Dit artikel regelt de verantwoordelijkheden van de directeur als eerste budgethouder. De directeur is verantwoordelijk voor de beheersing van het totale aan de RDWI toegekende budget.

De directeur is bevoegd verplichtingen aan te gaan die binnen de begroting passen tot aan het geldende drempelbedrag voor Europese aanbesteding (voor leveringen en diensten). Dit drempelbedrag wordt periodiek vastgesteld door de Europese Unie en bekendgemaakt in haar publicatieblad. Het huidige drempelbedrag van €221.000 geldt voor een periode van twee jaar tot en met 31 december 2019.

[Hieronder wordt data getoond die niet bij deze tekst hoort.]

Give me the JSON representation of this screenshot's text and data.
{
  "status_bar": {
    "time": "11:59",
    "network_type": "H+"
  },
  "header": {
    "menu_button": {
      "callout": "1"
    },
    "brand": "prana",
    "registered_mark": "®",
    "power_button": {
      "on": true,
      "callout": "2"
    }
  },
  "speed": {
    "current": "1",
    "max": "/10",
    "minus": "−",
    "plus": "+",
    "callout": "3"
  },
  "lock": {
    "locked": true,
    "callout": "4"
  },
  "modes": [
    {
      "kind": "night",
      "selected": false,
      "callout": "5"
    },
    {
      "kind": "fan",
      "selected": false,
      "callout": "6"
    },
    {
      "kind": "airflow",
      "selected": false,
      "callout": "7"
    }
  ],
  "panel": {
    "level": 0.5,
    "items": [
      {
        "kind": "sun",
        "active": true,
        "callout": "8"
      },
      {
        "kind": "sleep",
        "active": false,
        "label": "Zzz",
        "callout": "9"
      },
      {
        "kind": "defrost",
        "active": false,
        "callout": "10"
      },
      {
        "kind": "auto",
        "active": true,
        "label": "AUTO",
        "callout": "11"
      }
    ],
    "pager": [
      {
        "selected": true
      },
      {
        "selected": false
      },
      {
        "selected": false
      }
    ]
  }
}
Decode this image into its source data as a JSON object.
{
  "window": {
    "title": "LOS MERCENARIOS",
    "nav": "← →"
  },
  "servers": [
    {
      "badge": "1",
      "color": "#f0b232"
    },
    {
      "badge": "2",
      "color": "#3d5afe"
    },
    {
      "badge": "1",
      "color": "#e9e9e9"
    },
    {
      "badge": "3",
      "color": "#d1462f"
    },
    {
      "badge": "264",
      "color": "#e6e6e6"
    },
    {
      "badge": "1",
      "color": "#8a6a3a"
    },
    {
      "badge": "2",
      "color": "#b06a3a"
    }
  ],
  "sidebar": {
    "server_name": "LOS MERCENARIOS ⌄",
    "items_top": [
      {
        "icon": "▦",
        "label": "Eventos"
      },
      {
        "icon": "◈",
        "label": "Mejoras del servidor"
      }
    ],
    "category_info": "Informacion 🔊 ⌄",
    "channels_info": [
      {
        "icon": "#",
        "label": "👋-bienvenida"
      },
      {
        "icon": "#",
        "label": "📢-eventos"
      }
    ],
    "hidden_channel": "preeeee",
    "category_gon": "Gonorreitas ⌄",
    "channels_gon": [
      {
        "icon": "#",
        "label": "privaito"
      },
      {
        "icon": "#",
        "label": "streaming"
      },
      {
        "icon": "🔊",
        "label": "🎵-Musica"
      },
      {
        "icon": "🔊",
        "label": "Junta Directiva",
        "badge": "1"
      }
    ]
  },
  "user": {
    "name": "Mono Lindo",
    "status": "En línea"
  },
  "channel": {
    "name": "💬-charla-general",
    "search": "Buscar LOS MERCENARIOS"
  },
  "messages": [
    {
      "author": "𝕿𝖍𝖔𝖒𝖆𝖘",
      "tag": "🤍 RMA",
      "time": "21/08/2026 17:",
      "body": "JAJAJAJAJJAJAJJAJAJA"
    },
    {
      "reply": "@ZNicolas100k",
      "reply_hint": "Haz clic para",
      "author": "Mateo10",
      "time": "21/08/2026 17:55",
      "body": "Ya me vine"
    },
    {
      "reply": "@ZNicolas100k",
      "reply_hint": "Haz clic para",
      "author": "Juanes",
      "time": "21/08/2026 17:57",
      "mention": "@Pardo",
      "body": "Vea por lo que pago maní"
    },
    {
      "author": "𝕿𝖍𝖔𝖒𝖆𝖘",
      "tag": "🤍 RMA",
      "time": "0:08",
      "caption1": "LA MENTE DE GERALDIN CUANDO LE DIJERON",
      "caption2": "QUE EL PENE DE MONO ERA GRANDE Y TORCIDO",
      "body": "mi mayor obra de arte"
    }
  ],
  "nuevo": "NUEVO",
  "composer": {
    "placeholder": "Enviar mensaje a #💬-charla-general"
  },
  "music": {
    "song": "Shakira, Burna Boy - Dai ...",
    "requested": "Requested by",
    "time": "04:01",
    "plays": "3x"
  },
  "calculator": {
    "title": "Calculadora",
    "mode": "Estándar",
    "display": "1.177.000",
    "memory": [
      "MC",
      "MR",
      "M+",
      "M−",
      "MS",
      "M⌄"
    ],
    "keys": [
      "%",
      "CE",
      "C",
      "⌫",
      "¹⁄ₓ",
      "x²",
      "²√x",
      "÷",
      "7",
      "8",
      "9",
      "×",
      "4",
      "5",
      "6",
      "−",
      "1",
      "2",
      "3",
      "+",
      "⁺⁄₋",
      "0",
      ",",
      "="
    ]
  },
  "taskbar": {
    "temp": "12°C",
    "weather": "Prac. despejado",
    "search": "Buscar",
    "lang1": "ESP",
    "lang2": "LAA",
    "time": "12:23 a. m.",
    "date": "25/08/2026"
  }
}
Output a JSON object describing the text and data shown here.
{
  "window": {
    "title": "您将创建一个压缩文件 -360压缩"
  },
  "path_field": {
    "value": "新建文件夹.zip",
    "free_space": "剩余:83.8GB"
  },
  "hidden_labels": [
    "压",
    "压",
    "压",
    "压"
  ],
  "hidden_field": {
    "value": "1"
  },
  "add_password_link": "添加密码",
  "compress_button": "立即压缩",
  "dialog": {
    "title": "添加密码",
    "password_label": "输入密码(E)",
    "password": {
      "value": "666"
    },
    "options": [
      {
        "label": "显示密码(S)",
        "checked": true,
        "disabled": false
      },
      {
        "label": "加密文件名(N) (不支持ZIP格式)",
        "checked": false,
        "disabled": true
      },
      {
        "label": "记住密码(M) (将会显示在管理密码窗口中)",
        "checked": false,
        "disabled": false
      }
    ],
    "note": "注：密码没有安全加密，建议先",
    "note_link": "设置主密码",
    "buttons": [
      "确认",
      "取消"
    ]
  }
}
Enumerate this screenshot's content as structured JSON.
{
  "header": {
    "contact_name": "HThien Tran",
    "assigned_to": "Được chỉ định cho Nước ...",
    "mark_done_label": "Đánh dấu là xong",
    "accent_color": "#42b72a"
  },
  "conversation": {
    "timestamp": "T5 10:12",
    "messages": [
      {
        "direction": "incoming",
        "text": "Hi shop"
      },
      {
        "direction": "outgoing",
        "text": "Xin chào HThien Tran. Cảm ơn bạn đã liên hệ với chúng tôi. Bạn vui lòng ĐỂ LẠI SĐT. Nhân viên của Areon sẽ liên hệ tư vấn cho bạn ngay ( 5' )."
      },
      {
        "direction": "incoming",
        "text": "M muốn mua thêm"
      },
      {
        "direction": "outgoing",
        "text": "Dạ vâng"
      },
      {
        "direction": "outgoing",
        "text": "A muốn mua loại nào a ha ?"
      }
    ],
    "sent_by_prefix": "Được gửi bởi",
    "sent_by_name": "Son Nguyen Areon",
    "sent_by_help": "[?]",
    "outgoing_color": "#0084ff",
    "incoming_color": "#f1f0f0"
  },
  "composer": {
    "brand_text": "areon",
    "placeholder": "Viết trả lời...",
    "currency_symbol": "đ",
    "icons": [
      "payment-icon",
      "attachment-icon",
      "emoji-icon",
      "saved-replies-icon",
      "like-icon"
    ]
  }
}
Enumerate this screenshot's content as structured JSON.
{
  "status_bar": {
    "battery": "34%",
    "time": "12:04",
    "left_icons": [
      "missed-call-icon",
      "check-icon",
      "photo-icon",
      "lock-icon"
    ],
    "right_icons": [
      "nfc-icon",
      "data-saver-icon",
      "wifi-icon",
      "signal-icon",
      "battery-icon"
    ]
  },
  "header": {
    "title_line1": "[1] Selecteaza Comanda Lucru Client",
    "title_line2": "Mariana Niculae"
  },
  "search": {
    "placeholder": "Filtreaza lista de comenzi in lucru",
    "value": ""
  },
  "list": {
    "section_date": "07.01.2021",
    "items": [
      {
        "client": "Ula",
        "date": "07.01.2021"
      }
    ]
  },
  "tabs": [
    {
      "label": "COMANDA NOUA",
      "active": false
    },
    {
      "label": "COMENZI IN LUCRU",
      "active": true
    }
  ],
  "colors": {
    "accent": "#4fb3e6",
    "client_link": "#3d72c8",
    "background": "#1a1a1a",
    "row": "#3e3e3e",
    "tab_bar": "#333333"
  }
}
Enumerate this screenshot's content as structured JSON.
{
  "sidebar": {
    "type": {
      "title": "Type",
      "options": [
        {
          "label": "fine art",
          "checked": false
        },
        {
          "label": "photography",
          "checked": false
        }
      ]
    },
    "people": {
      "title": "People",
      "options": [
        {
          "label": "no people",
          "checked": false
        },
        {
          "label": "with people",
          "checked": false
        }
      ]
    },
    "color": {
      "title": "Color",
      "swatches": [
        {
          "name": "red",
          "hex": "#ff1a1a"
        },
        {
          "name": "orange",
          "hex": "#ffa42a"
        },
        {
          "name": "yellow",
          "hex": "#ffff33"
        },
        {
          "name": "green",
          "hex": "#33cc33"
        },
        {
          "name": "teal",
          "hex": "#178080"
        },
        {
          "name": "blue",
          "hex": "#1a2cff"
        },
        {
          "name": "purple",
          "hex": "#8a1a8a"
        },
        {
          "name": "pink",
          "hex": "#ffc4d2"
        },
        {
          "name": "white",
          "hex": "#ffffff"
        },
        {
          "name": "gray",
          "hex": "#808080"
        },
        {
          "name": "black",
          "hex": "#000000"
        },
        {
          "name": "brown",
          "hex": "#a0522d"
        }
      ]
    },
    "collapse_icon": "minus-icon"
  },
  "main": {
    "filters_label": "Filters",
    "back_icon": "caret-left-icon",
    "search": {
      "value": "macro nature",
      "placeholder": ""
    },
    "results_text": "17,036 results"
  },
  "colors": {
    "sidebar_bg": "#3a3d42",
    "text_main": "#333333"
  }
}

De directeur is bevoegd om middelen te schuiven binnen de deel- cq unitbudgetten zolang dit budgettair neutraal plaatsvindt. Het schuiven van middelen dient te worden gemeld bij het dagelijks bestuur.

 

Artikel 5

De budgethouder laat zich ondersteunen in de uitoefening van deze taak door de besteller.

 

In het kader van interne controle is het zaak dat de personen die een factuur kunnen beoordelen qua geleverde prestatie of dienst, deze ook voor akkoord tekenen. Deze taak wordt ingevuld door de besteller. De paraaf van de budgethouder is altijd noodzakelijk voor de uitbetaling door de financiële administratie en is ingebouwd in het geautomatiseerde systeem.

 

Functiescheiding is een maatregel van interne controle of administratieve organisatie die buiten het kader van deze regeling valt. Als die maatregel of dat gebruik wordt afgesproken, is de budgethouder verantwoordelijk voor de juiste toepassing en niet de unit financiële administratie. De financiële administratie moet erop toezien dat de juiste budgethouder heeft getekend. In dit verband: de financiële administratie is een ondersteunende unit en het is van belang dat zij richting de andere afdelingen wijst op mogelijke gebreken in het voortraject. De verantwoordelijkheid voor het voortraject blijft bij de budgethouder.

 

Artikel 6

Dit artikel regelt de rapportageverplichtingen van de budgethouder.

 

Artikel 7

Dit artikel regelt een recht op informatie voor de budgethouders. Als die informatie niet voorhanden is, zullen budgethouders hun taak niet kunnen uitoefenen. Hoe de verstrekking van die informatie gewaarborgd wordt, is niet in de budgethoudersregeling geregeld maar in de afzonderlijke documenten uit de planning en control-cyclus en overige interne regelingen.

 

Artikel 8

Geen opmerkingen.

 

Artikel 9

Geen opmerkingen.


1

Voor de periode van 1 januari 2018 tot en met 31 december 2019 geldt het drempelbedrag van €221.000,-.